Home & Living

The 7 People You'll Meet At Every IKEA (Unfortunately)

07/09/2014 08:00am ET | Updated December 6, 2017
EMERYVILLE, CA - JUNE 26: Customers enter an IKEA store on June 26, 2014 in Emeryville, California. Swedish furniture retailer IKEA announced that it plans to raise the minimum wage for its retail employees in the U.S. by an average of 17 percent in 2015. The minimum wage will increase by an average of $1.59 to $10.76 an hour. (Photo by Justin Sullivan/Getty Images)

Shopping at IKEA is a rite of passage, a compromise or a carefully-considered decision. If you're within glaring distance of a skyline, you've shopped at the retailer of all things Swedish. Though many would assume that a home editor lives on a velvet tuffet, I've spent my time, money and sanity at IKEA. (Quite possibly the worst IKEA in the country, at that.) It was a special kind of hell -- one that happened when you situate a big-box store across from one of the busiest airports in the Northeast, off one of the busiest roads in the Northeast and near one of the busiest outlet malls in the Northeast.

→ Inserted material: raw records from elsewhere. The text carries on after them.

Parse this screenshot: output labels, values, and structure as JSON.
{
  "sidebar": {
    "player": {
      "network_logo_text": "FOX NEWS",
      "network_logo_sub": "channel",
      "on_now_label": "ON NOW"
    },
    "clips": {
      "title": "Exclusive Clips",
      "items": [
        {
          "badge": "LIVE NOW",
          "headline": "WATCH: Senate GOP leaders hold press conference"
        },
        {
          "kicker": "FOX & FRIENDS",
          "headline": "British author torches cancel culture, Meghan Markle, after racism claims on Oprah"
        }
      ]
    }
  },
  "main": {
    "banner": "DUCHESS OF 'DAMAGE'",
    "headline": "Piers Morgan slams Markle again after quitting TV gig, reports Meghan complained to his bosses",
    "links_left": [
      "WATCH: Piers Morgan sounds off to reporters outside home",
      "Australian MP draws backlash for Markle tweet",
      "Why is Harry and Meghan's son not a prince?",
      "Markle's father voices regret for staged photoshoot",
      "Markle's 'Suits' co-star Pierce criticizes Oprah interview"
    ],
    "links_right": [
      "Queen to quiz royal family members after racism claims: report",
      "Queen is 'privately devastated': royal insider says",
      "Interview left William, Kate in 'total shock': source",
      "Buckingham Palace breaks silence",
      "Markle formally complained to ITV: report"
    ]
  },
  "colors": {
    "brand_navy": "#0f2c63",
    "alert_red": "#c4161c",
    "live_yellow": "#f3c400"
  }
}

Therefore, this particular IKEA became part-tourist attraction, a place where, after staggering through the aisles to find a $50 bookcase, one can get cursed at in nearly every language -- the "It's A Small World" of rage.

The worst, of course, was to be had on weekends. Yet on weekdays, you'd encounter, without fail, the same types of people who enraged you on a spare Saturday. And on trips to other IKEA locations, I'd find the same people. The stereotypes, in this case, seem to hold true.

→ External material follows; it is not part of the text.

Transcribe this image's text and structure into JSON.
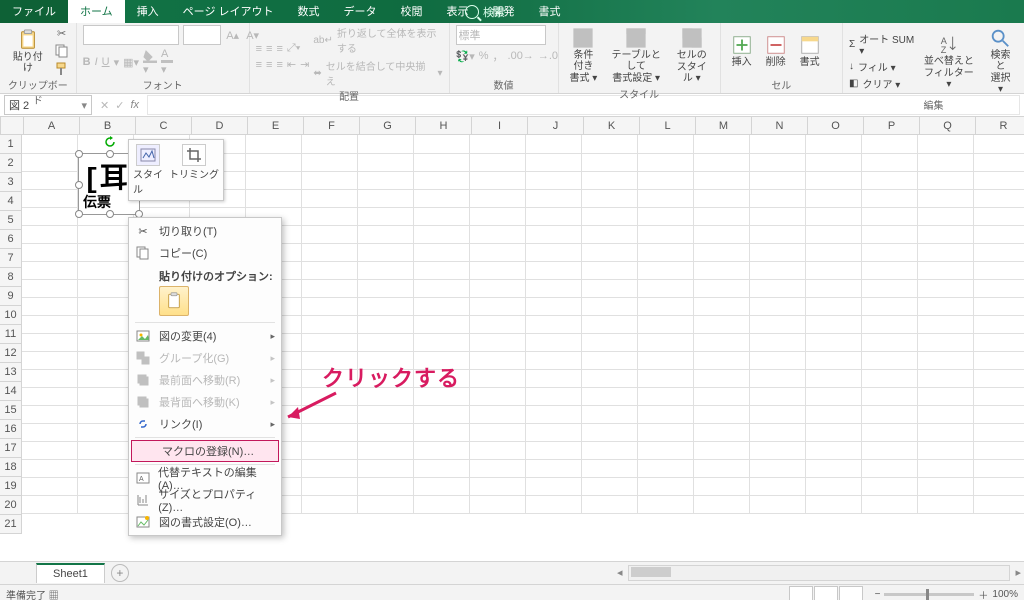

Multi-generational families who go there just to have something to do.

There will be The World's Oldest Person in the group, along with a baby who just learned how to run away from great-great-grandpa. You'll see the infant charge into a novelty pillow display, as the great-great-grandparent looks on, also wishing for an escape. When the child is contained, they will all walk five-abreast, at a zombie-like pace.

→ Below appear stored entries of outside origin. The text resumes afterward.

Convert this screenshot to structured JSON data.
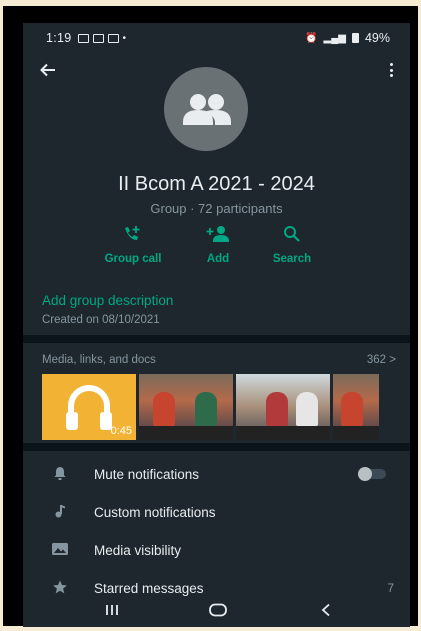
{
  "status_bar": {
    "time": "1:19",
    "battery": "49%"
  },
  "group": {
    "name": "II Bcom A 2021 - 2024",
    "subtitle": "Group · 72 participants"
  },
  "actions": [
    {
      "label": "Group call",
      "icon": "add-call-icon"
    },
    {
      "label": "Add",
      "icon": "add-person-icon"
    },
    {
      "label": "Search",
      "icon": "search-icon"
    }
  ],
  "description": {
    "title": "Add group description",
    "created": "Created on 08/10/2021"
  },
  "media": {
    "title": "Media, links, and docs",
    "count": "362 >",
    "audio_duration": "0:45"
  },
  "settings": [
    {
      "label": "Mute notifications",
      "icon": "bell-icon"
    },
    {
      "label": "Custom notifications",
      "icon": "music-note-icon"
    },
    {
      "label": "Media visibility",
      "icon": "image-icon"
    },
    {
      "label": "Starred messages",
      "icon": "star-icon",
      "value": "7"
    }
  ],
  "colors": {
    "accent": "#00a884",
    "background": "#0b141a",
    "surface": "#1d272d"
  }
}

Two young ladies who just got their first place and are SO excited to be there.

Depending on how irate you are, this can occasionally be an uplifting sight. Here are two people on the cusp of adulthood, before their dreams get shattered by all the things your twenties tend to throw at you -- terrible jobs, terrible dating choices and the singular misery that is your back after a year of rolling out of a small platform bed. For now, they are so psyched about picking out TV stands with their BFF!

Couples on the 5th stop of their Saturday.

One half of the couple has a determined gleam in their eye; the other, a sad downtrodden look that resembles those puppies in the ASPCA commercials. There might be booze hidden in that fountain soda cup.

Clueless Joe, who is completely debilitated by alllll the choices.

Watch him stare in disbelief at an entire wall of shelves. He had heard about IKEA before, but never thought that there would be so many options.

The parents who "accidentally" leave their kids a bit too long at the communal ball pit.

They'll have their first date in years over lukewarm meatballs and watery elderflower juice, while pretending not to hear the increasingly irate public address messages asking them to pick up their kid.

Ghost employees.

You'll get a glimpse of one, and then they're gone...usually right when you need them. My theory is this: Maybe there used to be employees, but they all died during construction and their souls are unfortunately trapped in the warehouse.

Misplaced tourists.

We'll give them the benefit of the doubt: Maybe there isn't an IKEA in their hometown. However, there HAS to be something else they could be doing with their visit to whatever city is closest. Spending time in a warehouse with hundreds of people in various stages of anger (or obliviousness) can't rank highly when it comes to possible tourist destinations.